Quel que soit l'habit plus ou moins neuf dont ils se parent (l'écosocialisme pour Mélenchon, le progressisme libéral pour Macron, autoritaire pour Valls) les leaders potentiels de l'un et l'autre camp renvoient aux marges tous ceux qui récusent cette absurde polarisation et la paranoïa violente qui l'accompagne.

 

Le résultat politique est clair : une Gauche rigoureusement coupée en deux moitiés et laissant le champ libre à la Droite et à l'Extrême-Droite (cette dernière profitant au maximum de la faiblesse de la Gauche pour développer la démagogie pseudo-sociale et diviser encore plus le camp des exploités et opprimés par sa xénophobie et son racisme euphémisé).

 

Reconstruire l'union autour des fondamentaux : comment ?

 

Le paradoxe est que la Gauche, divisée dans les urnes, est unie dans les combats sociaux et sociétaux les plus emblématiques, ceux qui engagent ses valeurs communes : solidarité avec les exploités et opprimés, défense et extension des libertés et de l'égalité réelle.

Il suffit que l'enjeu soit clair pour que la réponse commune se formule quasi-spontanément.

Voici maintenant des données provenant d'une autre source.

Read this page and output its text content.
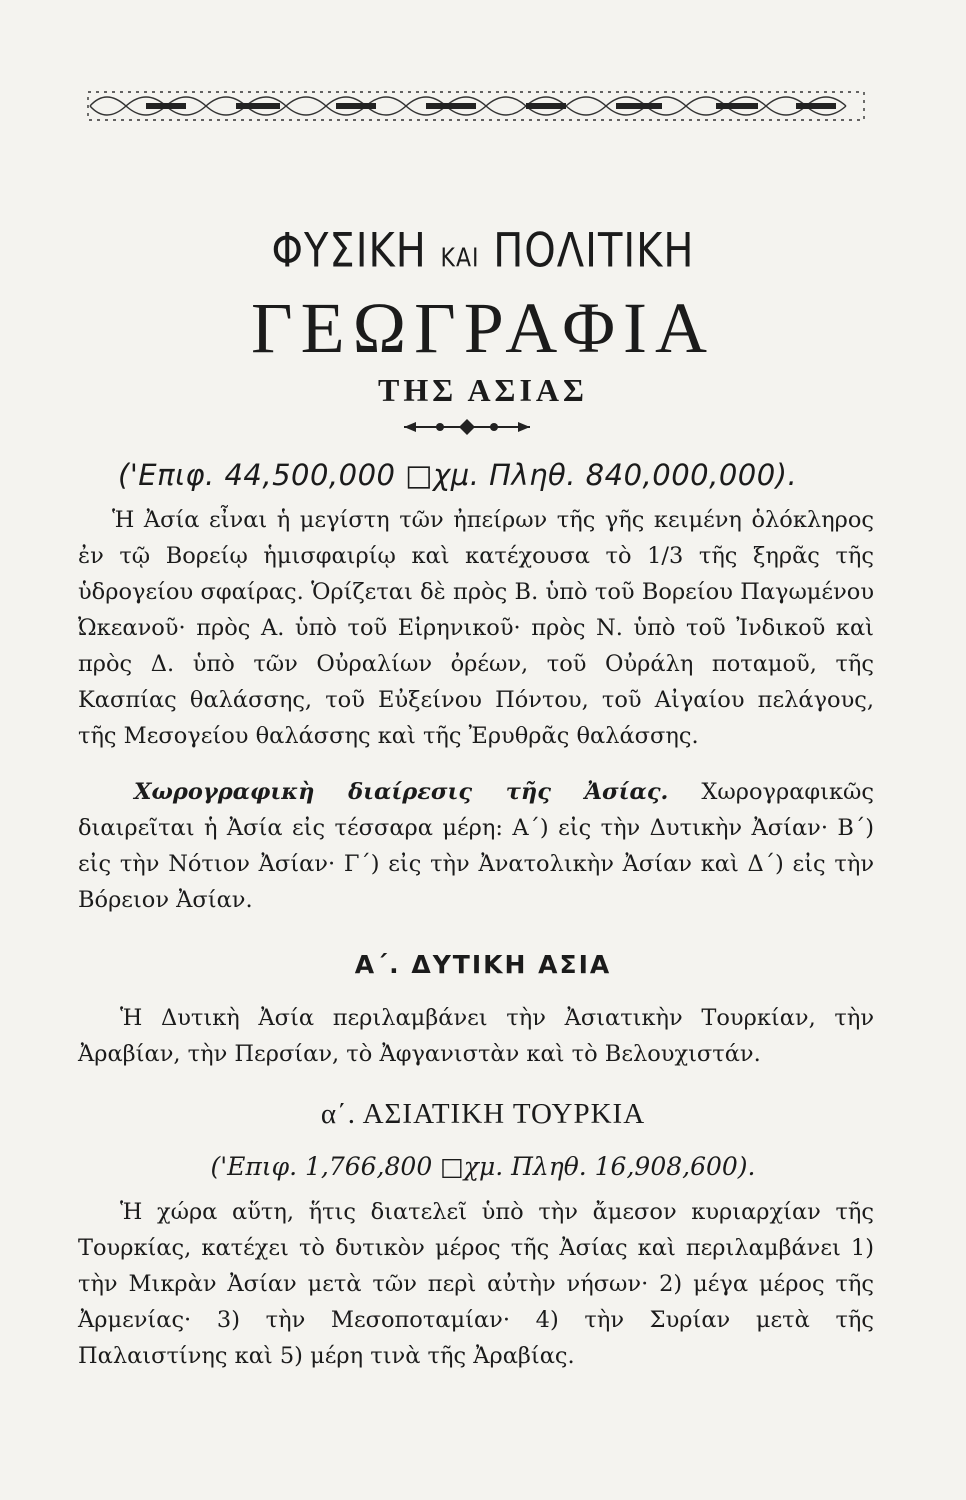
ΦΥΣΙΚΗ ΚΑΙ ΠΟΛΙΤΙΚΗ
ΓΕΩΓΡΑΦΙΑ
ΤΗΣ ΑΣΙΑΣ
('Επιφ. 44,500,000 □χμ. Πληθ. 840,000,000).
Ἡ Ἀσία εἶναι ἡ μεγίστη τῶν ἠπείρων τῆς γῆς κειμένη ὁλόκληρος ἐν τῷ Βορείῳ ἡμισφαιρίῳ καὶ κατέχουσα τὸ 1/3 τῆς ξηρᾶς τῆς ὑδρογείου σφαίρας. Ὁρίζεται δὲ πρὸς Β. ὑπὸ τοῦ Βορείου Παγωμένου Ὠκεανοῦ· πρὸς Α. ὑπὸ τοῦ Εἰρηνικοῦ· πρὸς Ν. ὑπὸ τοῦ Ἰνδικοῦ καὶ πρὸς Δ. ὑπὸ τῶν Οὐραλίων ὀρέων, τοῦ Οὐράλη ποταμοῦ, τῆς Κασπίας θαλάσσης, τοῦ Εὐξείνου Πόντου, τοῦ Αἰγαίου πελάγους, τῆς Μεσογείου θαλάσσης καὶ τῆς Ἐρυθρᾶς θαλάσσης.
Χωρογραφικὴ διαίρεσις τῆς Ἀσίας. Χωρογραφικῶς διαιρεῖται ἡ Ἀσία εἰς τέσσαρα μέρη: Α΄) εἰς τὴν Δυτικὴν Ἀσίαν· Β΄) εἰς τὴν Νότιον Ἀσίαν· Γ΄) εἰς τὴν Ἀνατολικὴν Ἀσίαν καὶ Δ΄) εἰς τὴν Βόρειον Ἀσίαν.
Α΄. ΔΥΤΙΚΗ ΑΣΙΑ
Ἡ Δυτικὴ Ἀσία περιλαμβάνει τὴν Ἀσιατικὴν Τουρκίαν, τὴν Ἀραβίαν, τὴν Περσίαν, τὸ Ἀφγανιστὰν καὶ τὸ Βελουχιστάν.
α΄. ΑΣΙΑΤΙΚΗ ΤΟΥΡΚΙΑ
('Επιφ. 1,766,800 □χμ. Πληθ. 16,908,600).
Ἡ χώρα αὕτη, ἥτις διατελεῖ ὑπὸ τὴν ἄμεσον κυριαρχίαν τῆς Τουρκίας, κατέχει τὸ δυτικὸν μέρος τῆς Ἀσίας καὶ περιλαμβάνει 1) τὴν Μικρὰν Ἀσίαν μετὰ τῶν περὶ αὐτὴν νήσων· 2) μέγα μέρος τῆς Ἀρμενίας· 3) τὴν Μεσοποταμίαν· 4) τὴν Συρίαν μετὰ τῆς Παλαιστίνης καὶ 5) μέρη τινὰ τῆς Ἀραβίας.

Il y a donc un travail permanent à faire de clarification des enjeux. C'est le cas aujourd'hui de la question des migrants et de la laïcité.

Ce doit être le cas aussi des questions économiques et sociales et internationales (Syrie par exemple).

 

Mais l'urgence est bien d'arriver à une candidature d'union pour la présidentielle de 2017.

Est-il trop tard ? Je pense profondément que la primaire de la "Belle alliance populaire" est la dernière chance pour le peuple de gauche d'imposer l'unité, à condition bien sûr qu'il se dégage un-e candidat-e capable de l'incarner.

Je ne vois aujourd'hui qu'une personnalité capable de le faire : Christiane TAUBIRA. Elle doit prendre ses responsabilités.

 

PS du 8-12-16 : Taubira ayant renoncé, il me faut prendre mon parti de la division. Yannick JADOT est pour moi le candidat le plus cohérent et le plus porteur d'avenir pour la gauche dans son ensemble. C'est lui que je vais donc soutenir.